Hacker News new | past | comments | ask | show | jobs | submit login
DB-Engines Ranking ranks database management systems according to popularity (db-engines.com)
46 points by X4 on Nov 23, 2013 | hide | past | favorite | 28 comments



What's not apparent from the title is that this is a popularity ranking, similar to the TIOBE Programming Community Index:

http://www.tiobe.com/index.php/content/paperinfo/tpci/index....


Interesting but I wonder how accurate it really is. Two (at a minimum) of the metrics in their average can't really be used to measure popularity (of use):

- Number of mentions of the system on websites

- General interest in the system

There are two different problems with these metrics:

- Both will include people who have negative opinions of the system. There's no effective way to separate out the people who are discussing their distaste for a system (remember comcastsucks.com?).

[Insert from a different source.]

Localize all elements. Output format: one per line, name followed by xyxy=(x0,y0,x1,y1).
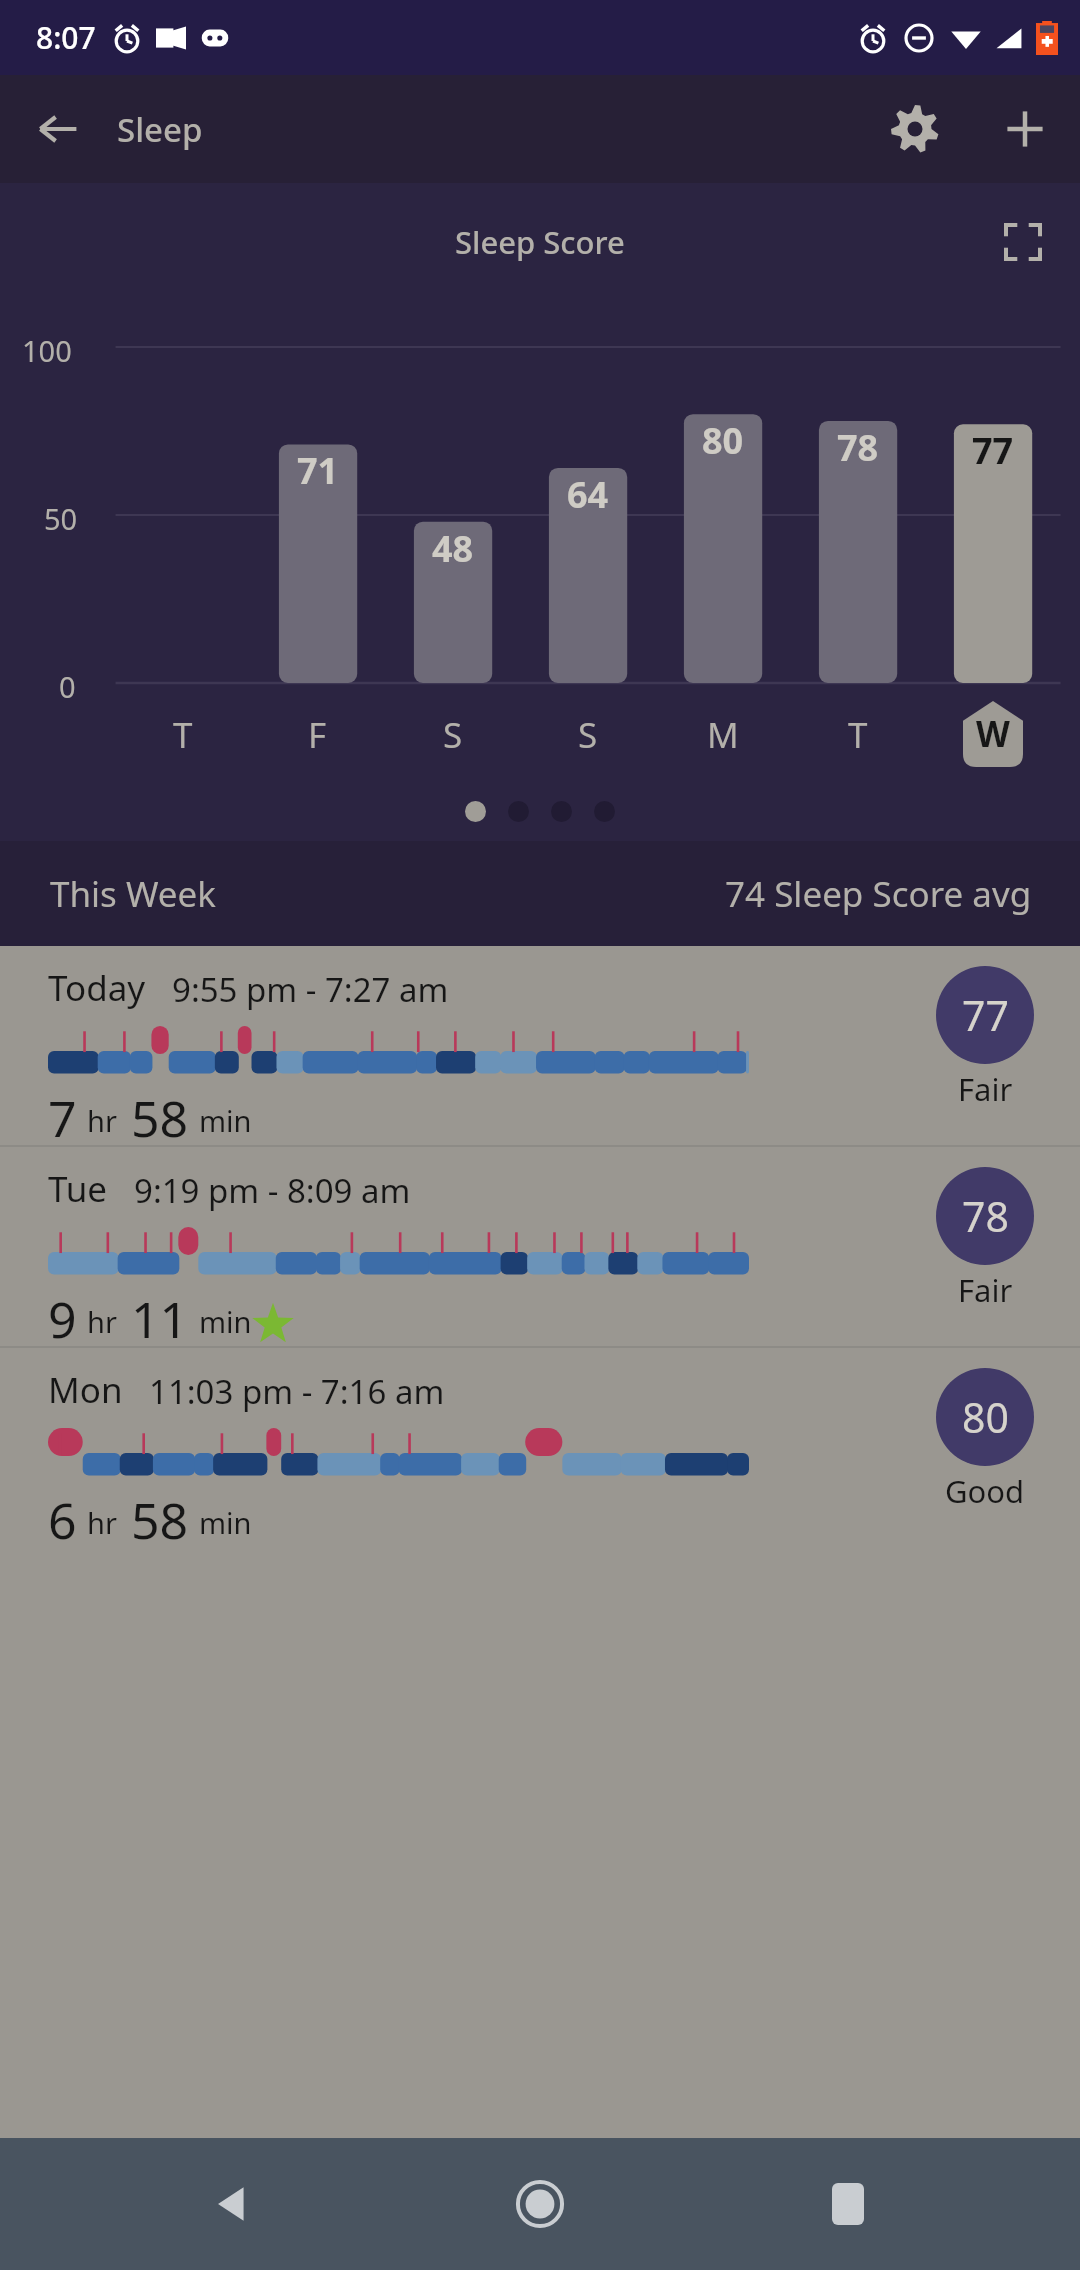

- Both are subject to misrepresentation caused by external factors such as the quality of the system's documentation, use of forums for support and how consistent the system is in general. Some systems require much more research to be run in a stable fashion.

I've used Oracle, PostgreSQL and CouchDB extensively and MySQL plus a couple other to a (much) lesser extent and I get the sense that the rankings are in the right order (I have no idea about MSSQL) but I doubt that the scale is so logarithmic.


Mention of the database, no matter the popularity, are signals of its use and the activity of it's community. I guess it depends if you consider the definition of popularity as whether it's liked, or whether it's deployed and being used. They should make the raw data available if they want this to be believed. I'd like to know to which metrics most contribute to a specifics db's rank.

I have a problem, however, with the use of google as a source. Not sure how you can trust it to give you an unbiased result now that it produces personalized results using who knows what (ie incognito on chrome still exposes IP addresses)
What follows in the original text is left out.